On May 22, Tehran and Kyiv agreed to a barter arrangement under which Iran will send Ukraine oil in exchange for Ukrainian wheat. As announced, the accord does not specify either the precise amounts involved or the routes by which these two goods will be shipped.
Both of those issues are likely to be important as the two countries seek to fulfill their agreement, but even now it is obvious that by obtaining oil from Iran, Ukraine will gain a greater measure of control over its own economic house and as a result greater independence from Russia. But at the same time, Ukraine may find that this deal will have some costs including in its relations with Washington.
But what is striking is that with this latest move, Iran has begun to play a much broader geopolitical game, one that ostensibly at least has little to do with the export of what many call Islamic fundamentalism and more with the elements of traditional power politics.
Iran's involvement over the past year in supporting Bosnian Muslims, an involvement that was sanctioned if not supported by the United States, represented the first of these moves. More recently, Tehran signed energy export agreements with Azerbaijan, Turkmenistan and Kazakhstan, thus at least potentially undermining Russian influence in both the Transcaucasus and Central Asia.

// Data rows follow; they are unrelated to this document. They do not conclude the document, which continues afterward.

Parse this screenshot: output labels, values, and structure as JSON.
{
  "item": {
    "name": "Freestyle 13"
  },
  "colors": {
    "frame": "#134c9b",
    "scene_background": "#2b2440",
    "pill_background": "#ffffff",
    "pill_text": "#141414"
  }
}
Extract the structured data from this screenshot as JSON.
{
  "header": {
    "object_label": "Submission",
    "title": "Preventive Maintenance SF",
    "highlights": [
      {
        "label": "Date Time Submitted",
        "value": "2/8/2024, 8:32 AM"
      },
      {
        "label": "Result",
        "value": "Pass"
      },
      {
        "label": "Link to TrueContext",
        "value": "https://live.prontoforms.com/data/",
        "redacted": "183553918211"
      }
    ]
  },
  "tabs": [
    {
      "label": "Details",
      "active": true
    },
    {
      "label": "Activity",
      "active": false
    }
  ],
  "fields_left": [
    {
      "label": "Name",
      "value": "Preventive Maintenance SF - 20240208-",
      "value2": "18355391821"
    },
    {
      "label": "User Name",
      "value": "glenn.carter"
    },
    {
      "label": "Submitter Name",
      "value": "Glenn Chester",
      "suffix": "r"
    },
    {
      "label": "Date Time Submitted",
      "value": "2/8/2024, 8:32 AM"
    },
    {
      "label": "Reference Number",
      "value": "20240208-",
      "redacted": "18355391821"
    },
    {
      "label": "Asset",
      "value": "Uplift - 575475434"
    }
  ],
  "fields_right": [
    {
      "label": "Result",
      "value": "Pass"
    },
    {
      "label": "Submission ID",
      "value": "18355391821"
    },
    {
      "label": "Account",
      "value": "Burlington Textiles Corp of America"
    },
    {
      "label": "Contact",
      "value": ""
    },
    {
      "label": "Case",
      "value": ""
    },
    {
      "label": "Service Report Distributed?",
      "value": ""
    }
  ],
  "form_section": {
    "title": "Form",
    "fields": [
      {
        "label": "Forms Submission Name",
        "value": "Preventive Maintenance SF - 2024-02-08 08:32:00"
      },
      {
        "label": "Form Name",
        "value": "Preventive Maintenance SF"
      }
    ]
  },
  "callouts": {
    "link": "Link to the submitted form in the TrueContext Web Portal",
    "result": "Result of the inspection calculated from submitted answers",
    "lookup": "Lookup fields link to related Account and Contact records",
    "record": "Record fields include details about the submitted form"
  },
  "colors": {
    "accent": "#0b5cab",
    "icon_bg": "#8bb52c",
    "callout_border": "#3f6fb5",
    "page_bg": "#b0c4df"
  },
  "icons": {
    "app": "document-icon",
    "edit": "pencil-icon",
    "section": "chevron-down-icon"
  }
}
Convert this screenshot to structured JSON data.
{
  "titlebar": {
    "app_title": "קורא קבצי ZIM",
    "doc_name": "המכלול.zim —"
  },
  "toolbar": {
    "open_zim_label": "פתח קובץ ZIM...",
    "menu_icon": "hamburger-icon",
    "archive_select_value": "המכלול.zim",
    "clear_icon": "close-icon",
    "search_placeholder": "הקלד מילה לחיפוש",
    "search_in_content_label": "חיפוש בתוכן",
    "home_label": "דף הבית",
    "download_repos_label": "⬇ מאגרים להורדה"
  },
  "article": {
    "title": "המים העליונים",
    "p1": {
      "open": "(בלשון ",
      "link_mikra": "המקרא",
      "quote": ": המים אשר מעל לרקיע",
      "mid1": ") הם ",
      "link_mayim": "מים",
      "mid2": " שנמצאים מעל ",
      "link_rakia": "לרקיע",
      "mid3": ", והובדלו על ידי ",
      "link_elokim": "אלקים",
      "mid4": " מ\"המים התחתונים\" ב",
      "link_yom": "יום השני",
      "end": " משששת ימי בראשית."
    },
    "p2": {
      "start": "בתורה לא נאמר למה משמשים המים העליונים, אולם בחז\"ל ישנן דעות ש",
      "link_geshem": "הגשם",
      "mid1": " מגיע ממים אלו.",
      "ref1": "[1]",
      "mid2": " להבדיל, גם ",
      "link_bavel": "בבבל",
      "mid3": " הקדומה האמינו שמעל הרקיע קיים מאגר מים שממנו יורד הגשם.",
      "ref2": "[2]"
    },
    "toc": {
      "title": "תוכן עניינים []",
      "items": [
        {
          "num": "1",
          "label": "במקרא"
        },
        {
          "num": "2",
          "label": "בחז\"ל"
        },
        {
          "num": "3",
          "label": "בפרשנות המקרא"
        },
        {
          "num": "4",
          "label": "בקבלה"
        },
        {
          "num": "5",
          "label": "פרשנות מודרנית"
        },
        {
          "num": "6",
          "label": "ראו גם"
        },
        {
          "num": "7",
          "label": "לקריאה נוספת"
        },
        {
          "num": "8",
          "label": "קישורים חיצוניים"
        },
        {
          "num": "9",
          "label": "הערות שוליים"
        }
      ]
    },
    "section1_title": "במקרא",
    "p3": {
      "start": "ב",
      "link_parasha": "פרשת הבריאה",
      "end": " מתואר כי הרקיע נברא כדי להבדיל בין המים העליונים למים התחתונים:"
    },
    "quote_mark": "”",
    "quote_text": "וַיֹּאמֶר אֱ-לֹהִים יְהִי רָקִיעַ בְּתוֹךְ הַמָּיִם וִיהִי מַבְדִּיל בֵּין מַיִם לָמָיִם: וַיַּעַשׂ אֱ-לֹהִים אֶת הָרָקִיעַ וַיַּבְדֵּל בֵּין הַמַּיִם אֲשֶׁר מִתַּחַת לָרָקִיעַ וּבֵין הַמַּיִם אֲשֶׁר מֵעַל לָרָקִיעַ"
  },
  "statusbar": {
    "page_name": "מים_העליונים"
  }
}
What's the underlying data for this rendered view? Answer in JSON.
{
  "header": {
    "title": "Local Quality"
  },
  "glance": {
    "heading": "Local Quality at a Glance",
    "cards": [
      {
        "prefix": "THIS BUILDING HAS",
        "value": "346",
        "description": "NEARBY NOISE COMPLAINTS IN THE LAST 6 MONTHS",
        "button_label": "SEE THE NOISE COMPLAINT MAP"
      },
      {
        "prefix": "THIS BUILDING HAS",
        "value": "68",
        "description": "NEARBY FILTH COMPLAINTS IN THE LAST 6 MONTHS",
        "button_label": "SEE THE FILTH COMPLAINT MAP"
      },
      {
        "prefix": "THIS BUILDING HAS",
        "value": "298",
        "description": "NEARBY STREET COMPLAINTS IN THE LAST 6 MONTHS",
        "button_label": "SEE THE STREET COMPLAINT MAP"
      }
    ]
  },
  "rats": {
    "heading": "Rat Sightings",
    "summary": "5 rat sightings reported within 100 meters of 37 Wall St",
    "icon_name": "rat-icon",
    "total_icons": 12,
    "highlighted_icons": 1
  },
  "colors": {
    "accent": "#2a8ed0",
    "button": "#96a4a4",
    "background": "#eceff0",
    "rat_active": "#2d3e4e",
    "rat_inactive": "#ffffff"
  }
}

While some viewed the first of these moves as a kind of necessary evil and others suggested that Iran, which has benefited from Russian exports of nuclear materials and technology, was in fact cagily cooperating with Moscow in these latter deals, it is difficult to see how one could view the latest Iranian-Ukrainian deal in that light.
Russian politicians, including President Boris Yeltsin, Prime Minister Viktor Chernomyrdin, and Foreign Minister Yevgeniy Primakov, and Russian geopoliticians, such as the Moscow Institute of Europe's Sergey Karaganov, have all been very explicit in pointing to the role of oil and gas in promoting Russian interests in what they call the "near abroad" and particularly Ukraine.
Consequently, if Ukraine can acquire oil from another source, Russian leverage will be reduced. And that is just what this latest deal does.
But the latest Iranian move also presents a challenge to the West, albeit one of a cognitive rather than power-political kind.
Some observers, particularly in the United States, are certain to be disturbed by this deal not so much because it promotes Ukrainian independence but because it represents Iran's escape from the political and economic boycott that the U.S. has tried to promote.
But in evaluating what is going on, something important needs to be kept in mind: It is absurd to think that Iran will be sending Korans to Kiev, as Russian commentaries on this deal are likely to suggest and as many Americans may find themselves at least implicitly accepting.
In this case, Iran is behaving like a more normal country, one seeking to advance its own economic and geopolitical interests. As earlier in Bosnia, these interests may in this case parallel those of the West.
That is not to say that the West should welcome the still radical Islamic regime in Tehran back into the family of nations. It continues to act in many areas in ways that will keep it beyond the pale for some time to come.
But it is to argue that in this case and perhaps in others, Iran may be playing a role that should not be characterized as entirely or simply pernicious.